Threnody for the Hieroglyphic Cicada, 26 January, 2018, 6pm
St Catharine’s College Chapel, Cambridge (workshop open to all at 4pm)
This programme commemorates the life and work of the American composer, performer, activist, and visionary Pauline Oliveros (1932-2016), whose music has the power to free us from the sociopolitical forces that limit our sensory perception of the world. A rare woman among the predominantly male cohort of American composers born in the 1930s, Pauline Oliveros shared many interests of the 1960s ‘New York School’. She celebrated the sounds considered marginal by others, coining the term ‘Deep Listening’ to describe what it meant to listen ‘in every possible way to every thing possible to hear no matter what you are doing’. ‘As a musician, I am interested in the sensual nature of sound, its power of synchronization, coordination, release and change … Deep Listening represents a heightened state of awareness and connects to all that there is’. Oliveros was an avant-garde pioneer of electronics, meditative music, improvisation, alternate tuning systems, contemporary accordion playing, and multimedia events. Her work with myth, ritual, and the environment has had a profound influence. ‘Take a walk at night.

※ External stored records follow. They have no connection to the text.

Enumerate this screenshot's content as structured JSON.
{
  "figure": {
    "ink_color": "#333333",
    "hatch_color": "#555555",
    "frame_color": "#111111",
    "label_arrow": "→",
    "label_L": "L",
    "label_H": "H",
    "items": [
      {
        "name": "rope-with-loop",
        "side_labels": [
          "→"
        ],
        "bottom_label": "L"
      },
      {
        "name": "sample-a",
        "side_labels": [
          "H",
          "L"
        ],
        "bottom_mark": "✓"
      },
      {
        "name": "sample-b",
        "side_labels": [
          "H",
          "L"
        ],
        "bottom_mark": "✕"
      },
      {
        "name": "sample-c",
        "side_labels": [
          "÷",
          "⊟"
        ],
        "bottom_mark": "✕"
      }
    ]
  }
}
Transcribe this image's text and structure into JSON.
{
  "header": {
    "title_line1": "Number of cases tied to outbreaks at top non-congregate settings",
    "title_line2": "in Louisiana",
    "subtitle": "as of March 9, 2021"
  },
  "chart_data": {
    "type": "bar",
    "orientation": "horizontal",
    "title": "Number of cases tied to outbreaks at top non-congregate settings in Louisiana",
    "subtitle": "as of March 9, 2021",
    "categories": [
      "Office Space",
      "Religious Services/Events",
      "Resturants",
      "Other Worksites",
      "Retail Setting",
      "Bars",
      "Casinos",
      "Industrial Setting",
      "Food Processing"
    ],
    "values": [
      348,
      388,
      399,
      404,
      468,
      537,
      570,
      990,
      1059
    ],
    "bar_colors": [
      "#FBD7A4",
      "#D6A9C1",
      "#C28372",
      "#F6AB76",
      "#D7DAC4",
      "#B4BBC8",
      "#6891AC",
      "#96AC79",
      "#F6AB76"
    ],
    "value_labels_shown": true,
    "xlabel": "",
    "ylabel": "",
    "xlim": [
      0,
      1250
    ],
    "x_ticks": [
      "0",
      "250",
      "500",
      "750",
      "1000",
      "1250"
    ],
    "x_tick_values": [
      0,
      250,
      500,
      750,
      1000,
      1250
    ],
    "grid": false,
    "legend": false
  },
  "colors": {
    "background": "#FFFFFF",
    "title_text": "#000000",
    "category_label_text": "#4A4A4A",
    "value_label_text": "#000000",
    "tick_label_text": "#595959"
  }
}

Walk so silently that the bottoms of your feet become ears’. For Oliveros, the creation of sounds was a means of communicating with and through the environment.
The Vocal Constructivists are joined for this event by Swiss accordionist and long-standing Oliveros collaborator Margrit Schenker and London-based accordionist Matt Scott, as well as the composer and bassist Christopher Williams, whose piece Thank You will receive its world premiere.